Of course Lehman’s interests aren’t solely Holocaust-driven. He is as much concerned with the ways memory affects personal relationships. Several sonnet sequences and love poems in New and Selected Poems attest that intimacy and estrangement inform relations between men and women—and often coexist in uneasy harmony. The “he” and “she” of a new sonnet sequence called “Lost Weekend” are at once strange and familiar: “She was prepared to impersonate his wife / Even if that meant she would have to marry him.” Later in the same poem, the passionate contours of their marriage mirror and are mirrored by larger political concerns: “They had fun playing house / Until war broke out in September.” Said war is both public and private, and its aftermath devastates both: (“In her dream he was everyone”); (“He thought he could see her, but then she was gone”).
Most of Lehman’s love poems are narrated in the third person and peopled by nameless characters that vaguely resemble ourselves. This decision lends his poems an eerie, often humorous detachment. It is a particularly effective strategy for exploiting the ways in which even the most heightened moments of intimacy leave us anonymous and interchangeable. In “The Secret Life,” another sonnet sequence from Valentine Place (1996), episodes from Hitchcock’s Vertigo and Rear Window blur into a neurotic couple’s love story. Even their complaints and recriminations—“He brought up the baby” and “She was scared of him and basked in the fear”— seem like plots borrowed from various genre fictions. But in such cases, Lehman rescues the language from cliché with poetry itself. Sometimes a stunning simile (“As phone sex is to sex, so was their strained dialogue / To the quarrel they should have had”) at other times a telling juxtaposition (“He brought up the baby / All she could think of was the casserole in the oven”) will reveal a keen, unerring eye for reframing the most common source materials into a spectacle of high drama.

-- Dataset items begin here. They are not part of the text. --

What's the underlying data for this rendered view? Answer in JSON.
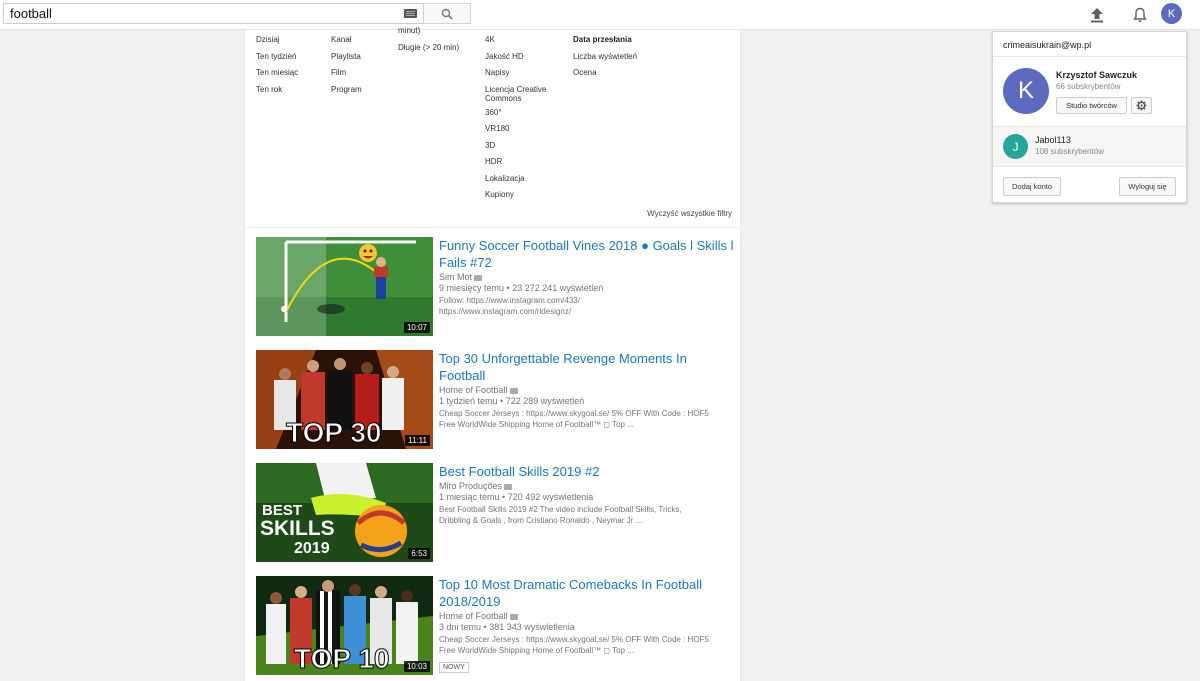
{
  "search": {
    "query": "football"
  },
  "filters": {
    "upload_date": [
      "Dzisiaj",
      "Ten tydzień",
      "Ten miesiąc",
      "Ten rok"
    ],
    "type": [
      "Kanał",
      "Playlista",
      "Film",
      "Program"
    ],
    "duration": [
      "minut)",
      "Długie (> 20 min)"
    ],
    "features": [
      "4K",
      "Jakość HD",
      "Napisy",
      "Licencja Creative Commons",
      "360°",
      "VR180",
      "3D",
      "HDR",
      "Lokalizacja",
      "Kupiony"
    ],
    "sort": [
      "Data przesłania",
      "Liczba wyświetleń",
      "Ocena"
    ],
    "clear_label": "Wyczyść wszystkie filtry"
  },
  "results": [
    {
      "title": "Funny Soccer Football Vines 2018 ● Goals l Skills l Fails #72",
      "channel": "Sim Mot",
      "age": "9 miesięcy temu",
      "views": "23 272 241 wyświetleń",
      "desc_line1": "Follow: https://www.instagram.com/433/",
      "desc_line2": "https://www.instagram.com/rldesignz/",
      "duration": "10:07",
      "badge": ""
    },
    {
      "title": "Top 30 Unforgettable Revenge Moments In Football",
      "channel": "Home of Football",
      "age": "1 tydzień temu",
      "views": "722 289 wyświetleń",
      "desc_line1": "Cheap Soccer Jerseys : https://www.skygoal.se/ 5% OFF With Code : HOF5",
      "desc_line2": "Free WorldWide Shipping Home of Football™ ◻ Top ...",
      "duration": "11:11",
      "thumb_text": "TOP 30",
      "badge": ""
    },
    {
      "title": "Best Football Skills 2019 #2",
      "channel": "Miro Produções",
      "age": "1 miesiąc temu",
      "views": "720 492 wyświetlenia",
      "desc_line1": "Best Football Skills 2019 #2 The video include Football Skills, Tricks,",
      "desc_line2": "Dribbling & Goals , from Cristiano Ronaldo , Neymar Jr ...",
      "duration": "6:53",
      "thumb_text1": "BEST",
      "thumb_text2": "SKILLS",
      "thumb_text3": "2019",
      "badge": ""
    },
    {
      "title": "Top 10 Most Dramatic Comebacks In Football 2018/2019",
      "channel": "Home of Football",
      "age": "3 dni temu",
      "views": "381 343 wyświetlenia",
      "desc_line1": "Cheap Soccer Jerseys : https://www.skygoal.se/ 5% OFF With Code : HOF5",
      "desc_line2": "Free WorldWide Shipping Home of Football™ ◻ Top ...",
      "duration": "10:03",
      "thumb_text": "TOP 10",
      "badge": "NOWY"
    }
  ],
  "account": {
    "avatar_letter": "K",
    "email": "crimeaisukrain@wp.pl",
    "name": "Krzysztof Sawczuk",
    "subscribers": "66 subskrybentów",
    "studio_label": "Studio twórców",
    "alt_letter": "J",
    "alt_name": "Jabol113",
    "alt_subscribers": "108 subskrybentów",
    "add_account_label": "Dodaj konto",
    "logout_label": "Wyloguj się"
  },
  "colors": {
    "link": "#167ac6",
    "avatar_primary": "#5c6bc0",
    "avatar_secondary": "#26a69a"
  }
}
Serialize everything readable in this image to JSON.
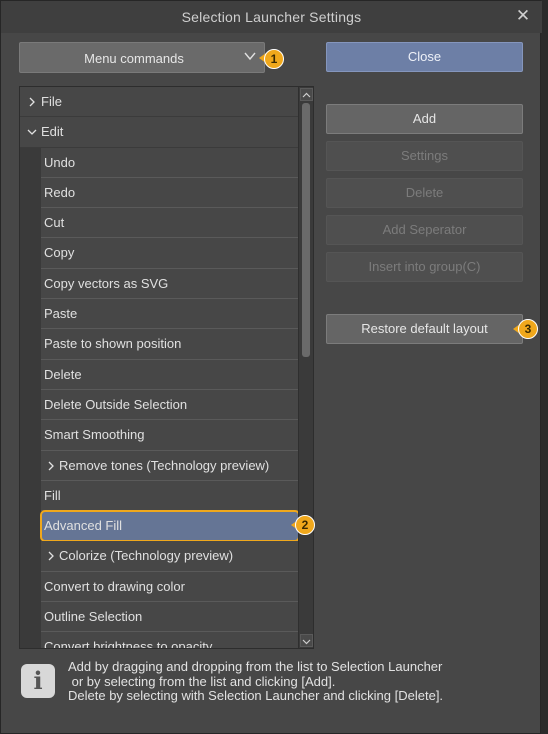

In all, Lehman’s New and Selected Poems is an excellent summation of a life’s work in poetry. Like any such summation, certain ideas and formal obsessions assert themselves throughout the years, including some magnificent serial sequences, centos, sestinas, individual nonce sonnets of varying tone and subject, and even a pair of free-verse poems—“Who He Was” and “Who She Was”—whose mirroring language and modes of development call to one another across the gulf of eight years. If Lehman is an admitted eclectic whose clever exploitation of traditional procedures involves a certain degree of repetition, such repetitions are never redundant. Instead, they provide ideal springboards for a boundless imagination, one that understands, above all, that poetry is the expression of something at once personal and historical, individual and sacred:
The repetition of words: there was the poetry of scripture,
The same stories with added emphasis every year:
The story of Joseph, my father’s name, the story of my own, David.
Lehman travels the greatest distance to tell us one of the most essential truths: the history of people is the history of people repeating themselves. Such repetitions honor the indelible past, a past, Lehman’s poems remind us, informed and reformed by the force of our attentions.